Description from Goodreads
Mercy dog, Flo, has more to contend with than racing across the dangerous battlefield of the Somme. Can she get her medical kit to the injured? Can she lead Ray, the stretcher-bearer, and his donkey to them in time? Depicting the key landmarks of the Somme, this story pays tribute to the remarkable bravery of the animals who played their part during World War One.
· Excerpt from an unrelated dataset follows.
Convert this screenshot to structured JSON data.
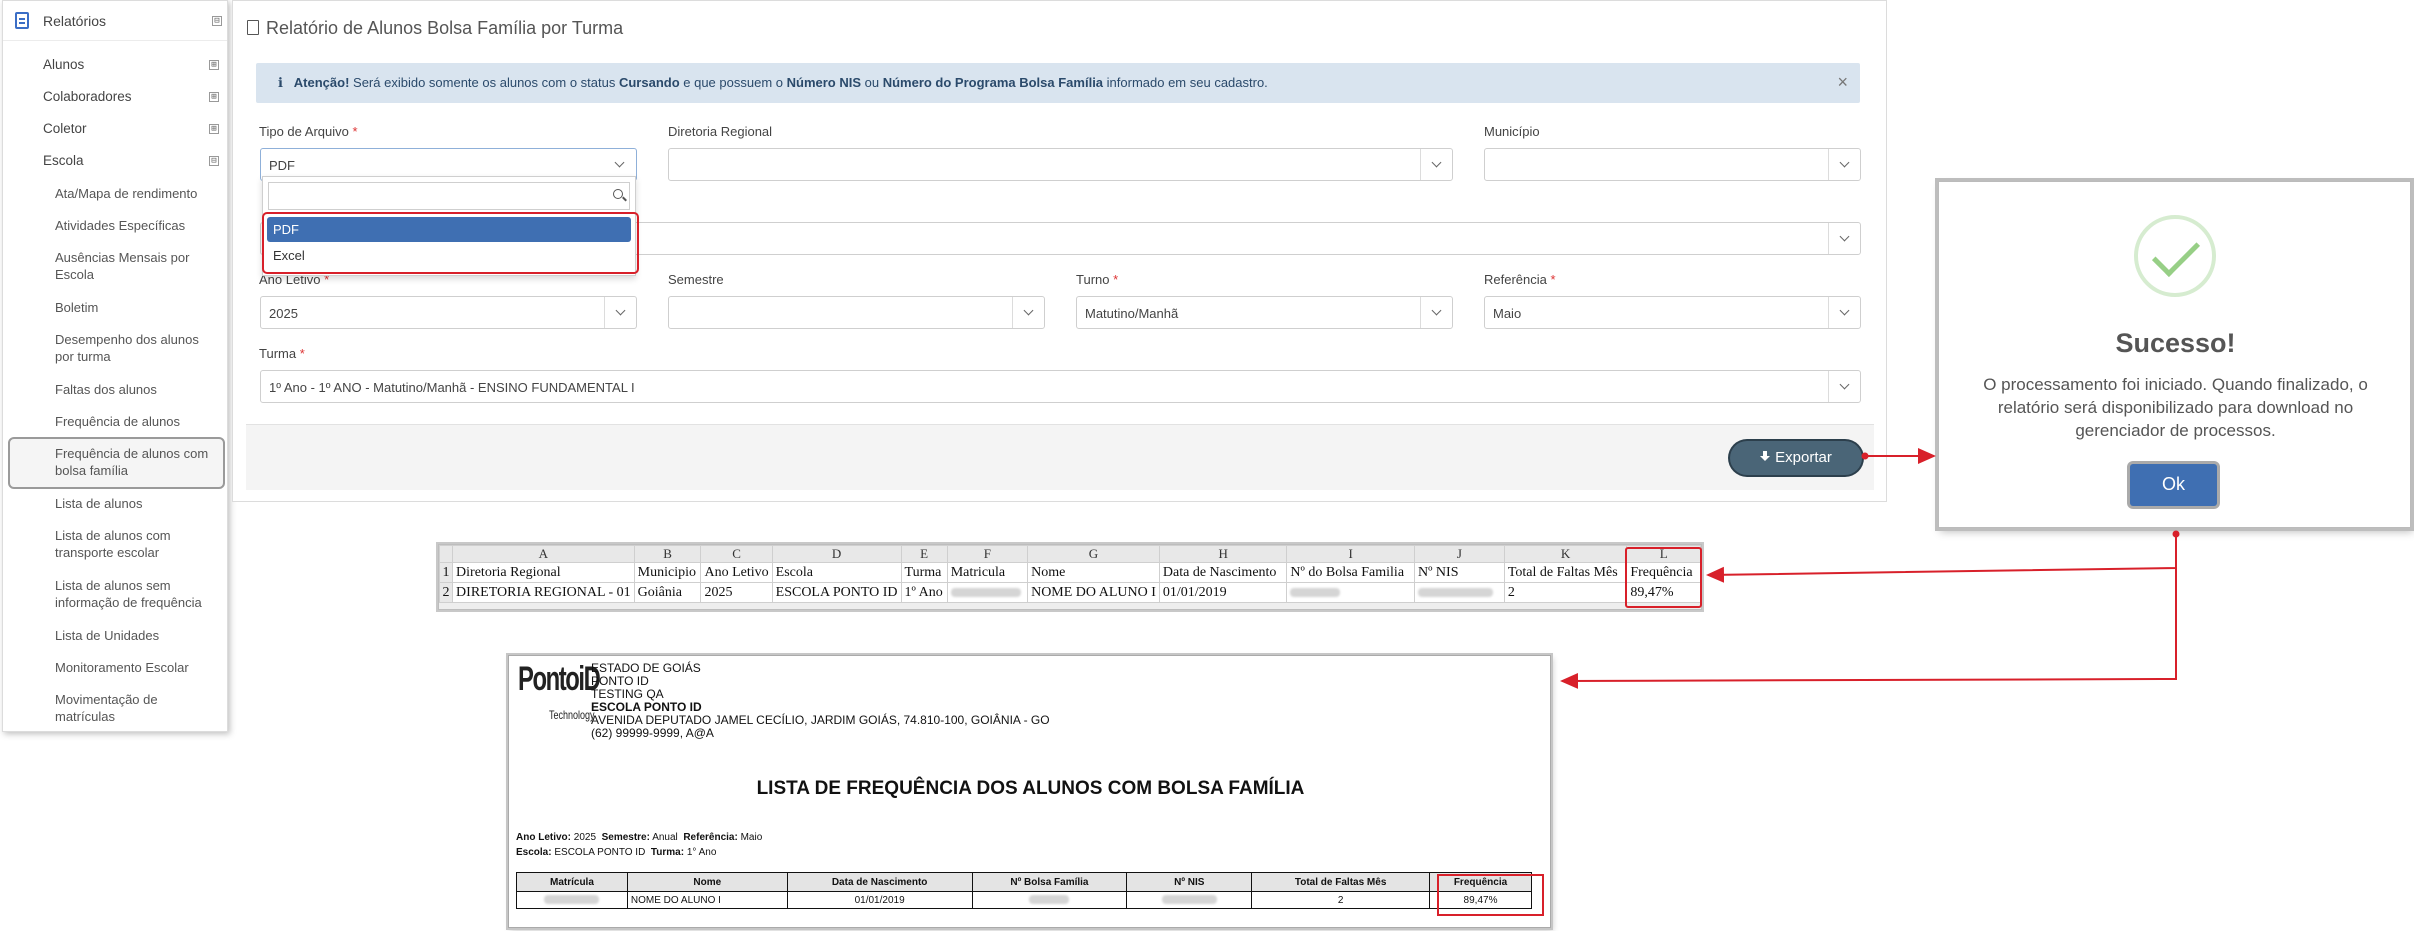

World War One British Poets: Brooke, Owen, Sassoon, Rosenberg and Others edited by Candace Ward

Description from Goodreads
Ironically, the horrors of World War One produced a splendid flowering of British verse as young poets, many of them combatants, confronted their own morality, the death of dear friends, the loss of innocence, the failure of civilization, and the madness of war itself.
This volume contains a rich selection of poems from that time by Rupert Brooke, Wilfred Owen, Siegfried Sassoon, Isaac Rosenberg, and others known especially for their war poetry — as well as poems by such major poets as Robert Graves, Thomas Hardy, A. E. Housman, Robert Bridges, and Rudyard Kipling.
Included among a wealth of memorable verses are Rupert Brooke's "The Soldier," Wilfred Owen's "Anthem for Doomed Youth," "In the Pink" by Siegfried Sassoon, "In Flanders Fields" by Lieut. Col. McCrae, Robert Bridges' "To the United States of America," Thomas Hardy's "In Time of 'The Breaking of Nations,'" Robert Graves’s “A Dead Boche,” as well as works by Walter de la Mare, May Wedderburn Cannan, Ivor Gurney, Alice Meynell, and Edward Thomas.
Moving and powerful, this carefully chosen collection offers today's readers an excellent overview of the broad range of verse produced as poets responded to the carnage on the fields of Belgium and France.


Wilfred Owen - Poems selected by Jon Stallworthy

Description from Goodreads
Wilfred Owen is perhaps the most remembered of the First World War poets, writing some of the most powerful denouncements of the horrors and hypocricies of war. Here, Jon Stallworthy selects his favourite poems.